Desde que podemos salir a correr a la calle, lo he cruzado muchos días a lo ancho, por la orilla de Gros, pero hoy es la primera vez que pasaba de una orilla de la desembocadura del Urumea a la otra. No he ido mucho más allá.
También ha sido la primera vez, desde antes del 14 de marzo, que entraba en un bar. Eran las once de la mañana y habría media docena de clientes, bien repartidos por el local y manteniendo los dos metros preceptivos de distancia entre ellos. Mi amigo y yo nos hemos sentado en una mesa. Hemos echado de menos las dos onzas de chocolate negro que nos solía dar el barman con el café y que compartíamos del mismo plato. Cuestiones de higiene y prevención, supongo.

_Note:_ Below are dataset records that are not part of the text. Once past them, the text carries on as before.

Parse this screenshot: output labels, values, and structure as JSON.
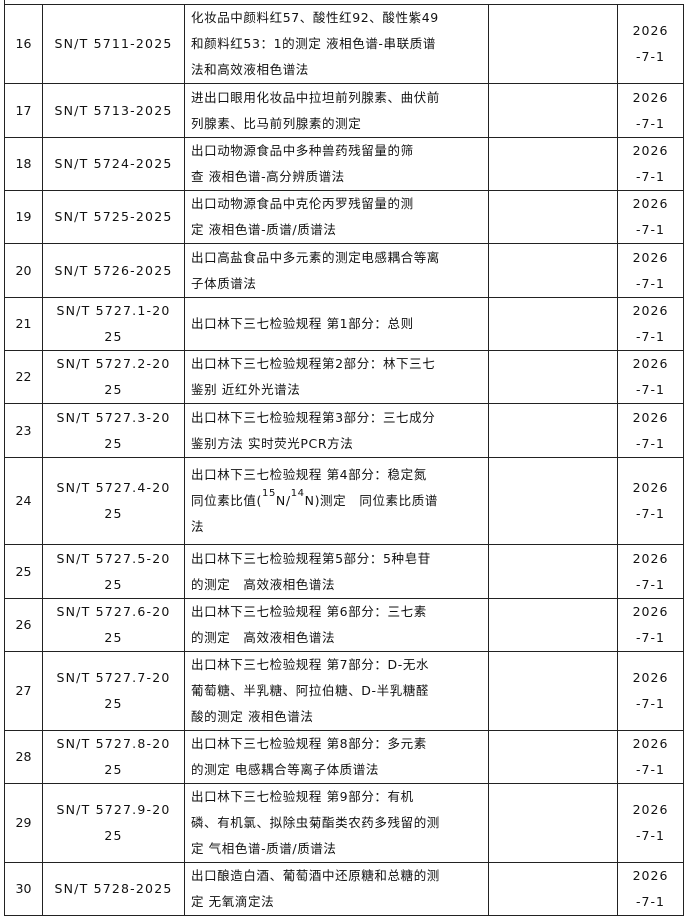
{
  "rows": [
    {
      "no": "16",
      "code": "SN/T 5711-2025",
      "title": "化妆品中颜料红57、酸性红92、酸性紫49\n和颜料红53：1的测定 液相色谱-串联质谱\n法和高效液相色谱法",
      "extra": "",
      "date": "2026\n-7-1"
    },
    {
      "no": "17",
      "code": "SN/T 5713-2025",
      "title": "进出口眼用化妆品中拉坦前列腺素、曲伏前\n列腺素、比马前列腺素的测定",
      "extra": "",
      "date": "2026\n-7-1"
    },
    {
      "no": "18",
      "code": "SN/T 5724-2025",
      "title": "出口动物源食品中多种兽药残留量的筛\n查 液相色谱-高分辨质谱法",
      "extra": "",
      "date": "2026\n-7-1"
    },
    {
      "no": "19",
      "code": "SN/T 5725-2025",
      "title": "出口动物源食品中克伦丙罗残留量的测\n定 液相色谱-质谱/质谱法",
      "extra": "",
      "date": "2026\n-7-1"
    },
    {
      "no": "20",
      "code": "SN/T 5726-2025",
      "title": "出口高盐食品中多元素的测定电感耦合等离\n子体质谱法",
      "extra": "",
      "date": "2026\n-7-1"
    },
    {
      "no": "21",
      "code": "SN/T 5727.1-20\n25",
      "title": "出口林下三七检验规程 第1部分：总则",
      "extra": "",
      "date": "2026\n-7-1"
    },
    {
      "no": "22",
      "code": "SN/T 5727.2-20\n25",
      "title": "出口林下三七检验规程第2部分：林下三七\n鉴别 近红外光谱法",
      "extra": "",
      "date": "2026\n-7-1"
    },
    {
      "no": "23",
      "code": "SN/T 5727.3-20\n25",
      "title": "出口林下三七检验规程第3部分：三七成分\n鉴别方法 实时荧光PCR方法",
      "extra": "",
      "date": "2026\n-7-1"
    },
    {
      "no": "24",
      "code": "SN/T 5727.4-20\n25",
      "title_parts": [
        {
          "t": "出口林下三七检验规程 第4部分：稳定氮\n同位素比值("
        },
        {
          "sup": "15"
        },
        {
          "t": "N/"
        },
        {
          "sup": "14"
        },
        {
          "t": "N)测定　同位素比质谱\n法"
        }
      ],
      "extra": "",
      "date": "2026\n-7-1"
    },
    {
      "no": "25",
      "code": "SN/T 5727.5-20\n25",
      "title": "出口林下三七检验规程第5部分：5种皂苷\n的测定　高效液相色谱法",
      "extra": "",
      "date": "2026\n-7-1"
    },
    {
      "no": "26",
      "code": "SN/T 5727.6-20\n25",
      "title": "出口林下三七检验规程 第6部分：三七素\n的测定　高效液相色谱法",
      "extra": "",
      "date": "2026\n-7-1"
    },
    {
      "no": "27",
      "code": "SN/T 5727.7-20\n25",
      "title": "出口林下三七检验规程 第7部分：D-无水\n葡萄糖、半乳糖、阿拉伯糖、D-半乳糖醛\n酸的测定 液相色谱法",
      "extra": "",
      "date": "2026\n-7-1"
    },
    {
      "no": "28",
      "code": "SN/T 5727.8-20\n25",
      "title": "出口林下三七检验规程 第8部分：多元素\n的测定 电感耦合等离子体质谱法",
      "extra": "",
      "date": "2026\n-7-1"
    },
    {
      "no": "29",
      "code": "SN/T 5727.9-20\n25",
      "title": "出口林下三七检验规程 第9部分：有机\n磷、有机氯、拟除虫菊酯类农药多残留的测\n定 气相色谱-质谱/质谱法",
      "extra": "",
      "date": "2026\n-7-1"
    },
    {
      "no": "30",
      "code": "SN/T 5728-2025",
      "title": "出口酿造白酒、葡萄酒中还原糖和总糖的测\n定 无氧滴定法",
      "extra": "",
      "date": "2026\n-7-1"
    }
  ]
}
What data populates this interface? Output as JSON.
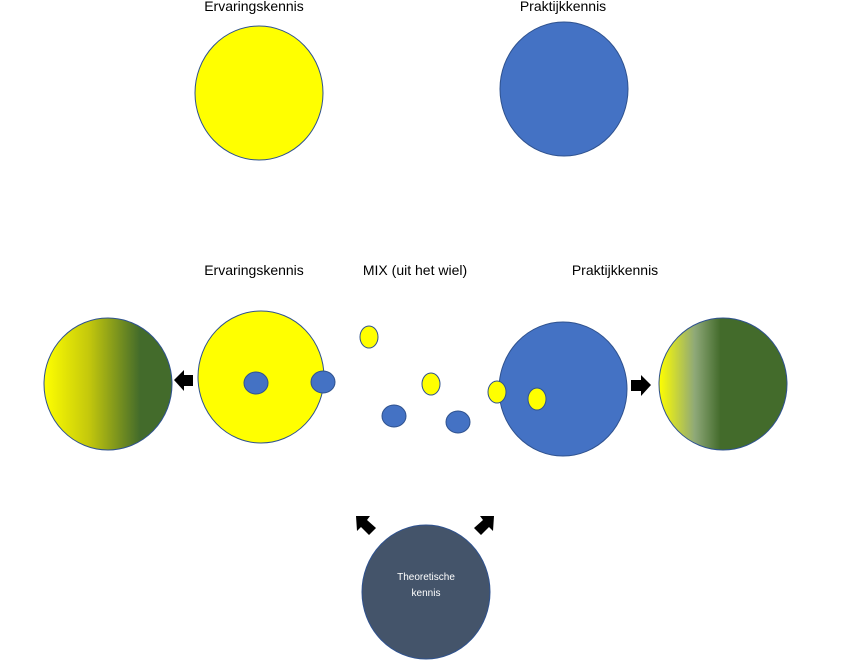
{
  "top": {
    "left_label": "Ervaringskennis",
    "right_label": "Praktijkkennis"
  },
  "middle": {
    "left_label": "Ervaringskennis",
    "mix_label": "MIX (uit het wiel)",
    "right_label": "Praktijkkennis"
  },
  "bottom": {
    "line1": "Theoretische",
    "line2": "kennis"
  },
  "colors": {
    "yellow": "#ffff00",
    "blue": "#4472c4",
    "dark_green": "#436b2b",
    "slate": "#44546a"
  }
}
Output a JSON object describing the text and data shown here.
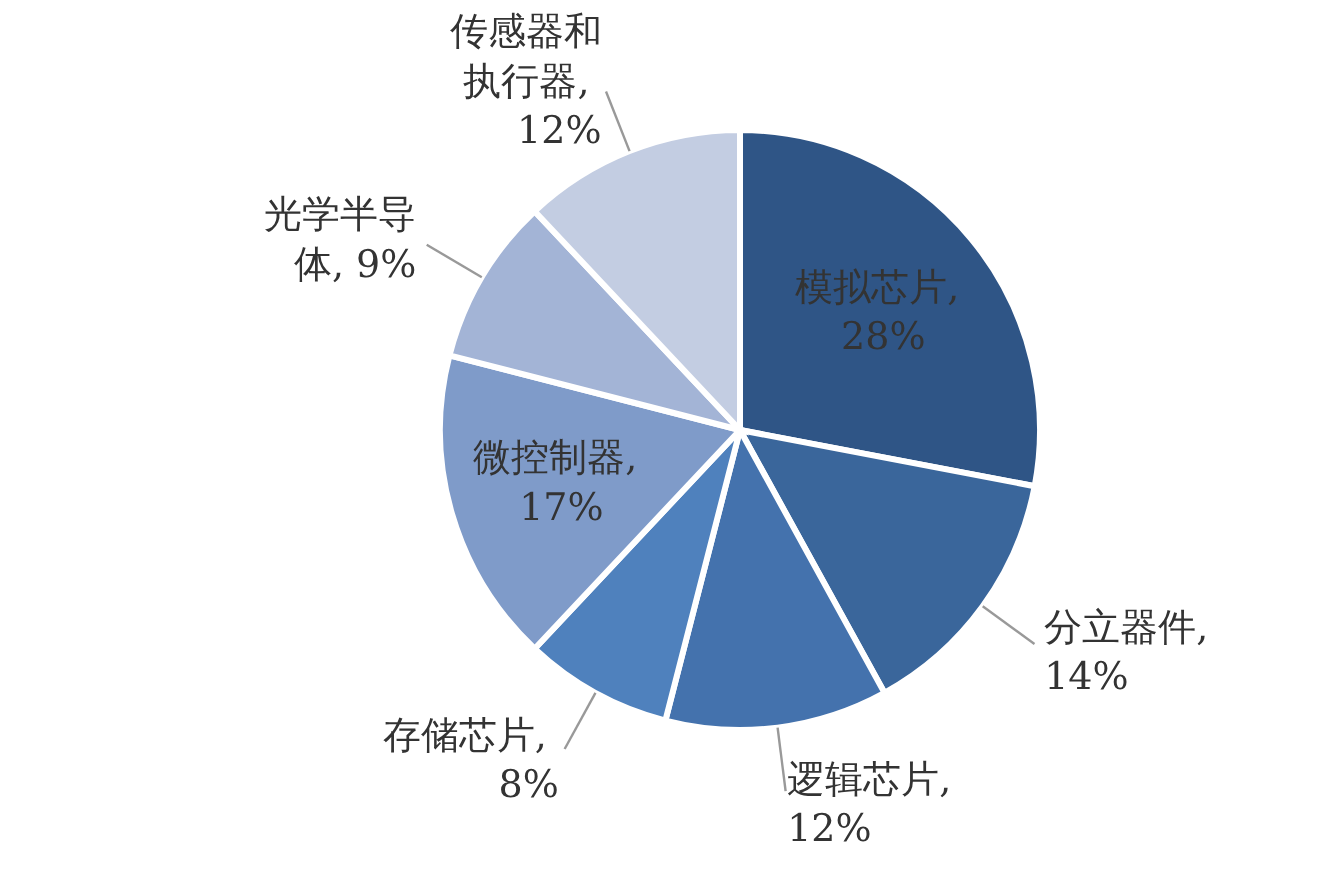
{
  "chart_data": {
    "type": "pie",
    "categories": [
      "模拟芯片",
      "分立器件",
      "逻辑芯片",
      "存储芯片",
      "微控制器",
      "光学半导体",
      "传感器和执行器"
    ],
    "values": [
      28,
      14,
      12,
      8,
      17,
      9,
      12
    ],
    "value_labels": [
      ", 28%",
      ", 14%",
      ", 12%",
      ", 8%",
      ", 17%",
      ", 9%",
      ", 12%"
    ],
    "colors": [
      "#2f5586",
      "#3a669b",
      "#4472ad",
      "#4f81bd",
      "#7f9bc9",
      "#a3b4d6",
      "#c3cde2"
    ]
  }
}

Si bien mantenemos una comunicación fluida por teléfono o por whatsapp, son estos cafés, que duran una hora, los que nos permiten arreglar el mundo, poner a parir a los políticos, cotillear de la familia y amigos, recordar los viejos tiempos, cuando éramos árbitros de fútbol y tomarnos el poco pelo que tenemos, aunque él no parece darse por enterado y reviste su calvicie con mucho más arte y sobriedad que Anasagasti.
Por cierto que hoy no hemos hablado de fútbol, pese a que La Liga vuelve el jueves. No creo que pueda esperar un mes sin volver a cruzar el puente. Y la próxima vez a ver si me animo con el abrazo que tanto me apetece darle.